Email delivery delays or failures
Automated email login testing sometimes requires checking whether a confirmation or password reset email is delivered. Email delivery can be delayed, fail to arrive, or end up in spam, which can lead to tests failing or timing out.
How to handle it:
- Retry with polling: Implement a loop that checks for new emails every few seconds until a timeout threshold is reached. Instead of constant polling, you can use testmail.app’s Live Query feature to wait for new emails in real-time. While most emails arrive quickly, some can take minutes or even days due to server retries after failed delivery attempts. To minimize build timeouts, set a reasonable threshold in your test environment.
- Check spam filters: Properly format emails with SPF, DKIM, and DMARC to avoid spam issues. testmail.app helps by providing spam scores, SPF/DKIM checks, and detailed spam reports to catch deliverability problems early.
- Use dedicated test inboxes: Services like testmail.app allow for better control over test emails, reducing the risk of lost messages.
Frequent UI changes
Login pages often undergo design or feature updates, causing test scripts to break. Regular maintenance is needed to keep up with UI changes.
How to handle it:
- Use stable locators: Instead of relying on element IDs or class names, use more robust selectors like data attributes (
data-testid
) or XPath expressions that adapt to changes. - Implement page object models (POM): Abstract UI interactions into reusable methods, so tests only need small updates when the UI changes.

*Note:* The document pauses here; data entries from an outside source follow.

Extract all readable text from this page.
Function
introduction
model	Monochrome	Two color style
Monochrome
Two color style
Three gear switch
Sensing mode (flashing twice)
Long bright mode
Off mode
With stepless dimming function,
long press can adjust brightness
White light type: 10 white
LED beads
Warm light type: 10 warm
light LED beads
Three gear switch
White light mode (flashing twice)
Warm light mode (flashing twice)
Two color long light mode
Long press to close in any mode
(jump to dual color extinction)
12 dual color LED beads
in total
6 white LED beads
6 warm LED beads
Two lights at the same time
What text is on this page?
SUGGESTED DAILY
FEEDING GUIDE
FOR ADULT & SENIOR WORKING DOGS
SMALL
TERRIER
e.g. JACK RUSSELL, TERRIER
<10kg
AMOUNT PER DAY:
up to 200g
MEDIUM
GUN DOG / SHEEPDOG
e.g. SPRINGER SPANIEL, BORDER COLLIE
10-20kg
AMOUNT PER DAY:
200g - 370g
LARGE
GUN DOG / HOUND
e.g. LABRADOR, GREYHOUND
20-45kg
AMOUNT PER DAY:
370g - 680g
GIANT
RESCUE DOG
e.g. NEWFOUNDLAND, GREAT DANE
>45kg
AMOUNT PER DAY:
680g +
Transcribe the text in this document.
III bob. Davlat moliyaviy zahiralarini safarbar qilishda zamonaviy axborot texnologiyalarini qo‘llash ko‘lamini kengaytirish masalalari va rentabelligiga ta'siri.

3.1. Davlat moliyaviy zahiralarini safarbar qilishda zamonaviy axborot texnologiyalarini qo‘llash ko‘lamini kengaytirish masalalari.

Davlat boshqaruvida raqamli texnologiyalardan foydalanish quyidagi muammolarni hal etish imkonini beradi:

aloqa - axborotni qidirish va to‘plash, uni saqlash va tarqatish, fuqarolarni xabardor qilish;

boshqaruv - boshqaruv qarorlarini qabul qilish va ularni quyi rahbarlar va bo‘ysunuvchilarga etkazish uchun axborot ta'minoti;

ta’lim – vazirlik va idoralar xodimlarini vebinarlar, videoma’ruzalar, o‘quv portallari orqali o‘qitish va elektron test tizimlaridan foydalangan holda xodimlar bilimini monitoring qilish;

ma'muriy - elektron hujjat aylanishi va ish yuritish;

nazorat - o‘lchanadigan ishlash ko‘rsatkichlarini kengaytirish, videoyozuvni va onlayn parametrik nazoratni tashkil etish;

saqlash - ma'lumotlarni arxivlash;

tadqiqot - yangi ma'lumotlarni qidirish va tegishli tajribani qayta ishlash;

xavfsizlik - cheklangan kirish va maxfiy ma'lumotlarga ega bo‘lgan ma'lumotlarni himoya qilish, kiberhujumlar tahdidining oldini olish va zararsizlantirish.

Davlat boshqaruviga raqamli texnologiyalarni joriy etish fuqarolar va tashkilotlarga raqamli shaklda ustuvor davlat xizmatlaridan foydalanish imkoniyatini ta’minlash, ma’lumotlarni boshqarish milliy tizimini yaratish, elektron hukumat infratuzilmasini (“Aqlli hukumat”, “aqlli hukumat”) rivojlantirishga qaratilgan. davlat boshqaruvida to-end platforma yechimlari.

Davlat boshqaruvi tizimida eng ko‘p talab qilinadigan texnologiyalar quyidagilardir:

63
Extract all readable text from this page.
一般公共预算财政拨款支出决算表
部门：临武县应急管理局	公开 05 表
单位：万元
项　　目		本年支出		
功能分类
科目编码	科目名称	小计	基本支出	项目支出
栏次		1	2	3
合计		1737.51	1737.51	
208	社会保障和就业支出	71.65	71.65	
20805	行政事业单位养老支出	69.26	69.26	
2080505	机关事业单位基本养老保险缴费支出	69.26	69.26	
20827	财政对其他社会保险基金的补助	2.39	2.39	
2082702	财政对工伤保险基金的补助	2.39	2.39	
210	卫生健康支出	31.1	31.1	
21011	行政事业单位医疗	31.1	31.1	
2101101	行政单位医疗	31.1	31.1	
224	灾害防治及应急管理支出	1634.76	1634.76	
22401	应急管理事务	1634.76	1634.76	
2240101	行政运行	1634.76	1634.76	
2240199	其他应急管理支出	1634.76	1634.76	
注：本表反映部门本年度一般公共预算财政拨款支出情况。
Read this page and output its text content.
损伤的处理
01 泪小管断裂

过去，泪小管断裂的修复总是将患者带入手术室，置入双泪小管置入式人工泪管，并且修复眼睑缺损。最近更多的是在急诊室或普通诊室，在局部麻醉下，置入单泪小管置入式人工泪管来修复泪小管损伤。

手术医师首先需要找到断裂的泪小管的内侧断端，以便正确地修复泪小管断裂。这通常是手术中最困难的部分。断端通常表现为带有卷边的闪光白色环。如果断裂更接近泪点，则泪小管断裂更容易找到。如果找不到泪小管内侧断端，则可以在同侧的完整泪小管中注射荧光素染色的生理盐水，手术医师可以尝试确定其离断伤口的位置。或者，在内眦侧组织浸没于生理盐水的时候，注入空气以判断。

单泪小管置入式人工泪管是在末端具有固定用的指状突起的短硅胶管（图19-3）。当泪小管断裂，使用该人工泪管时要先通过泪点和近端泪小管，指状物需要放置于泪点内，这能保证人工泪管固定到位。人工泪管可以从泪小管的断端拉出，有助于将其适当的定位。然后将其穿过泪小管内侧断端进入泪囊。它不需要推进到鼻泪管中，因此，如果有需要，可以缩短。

- Run visual regression tests: Use tools like Percy or Applitools to catch unintended UI changes before they break automation.
Mobile testing challenges
Many users retrieve OTPs or verification links on mobile devices, which introduces issues related to layout, responsiveness, and native email app behaviors.
How to handle it:
- Test across multiple devices and clients: Use real devices or emulators for iOS and Android to check email rendering in both webmail and native apps.
- Validate email responsiveness: Ensure emails use mobile-friendly HTML and CSS for consistent display.
- Use mobile automation frameworks: Tools like Appium can automate interactions with native email apps.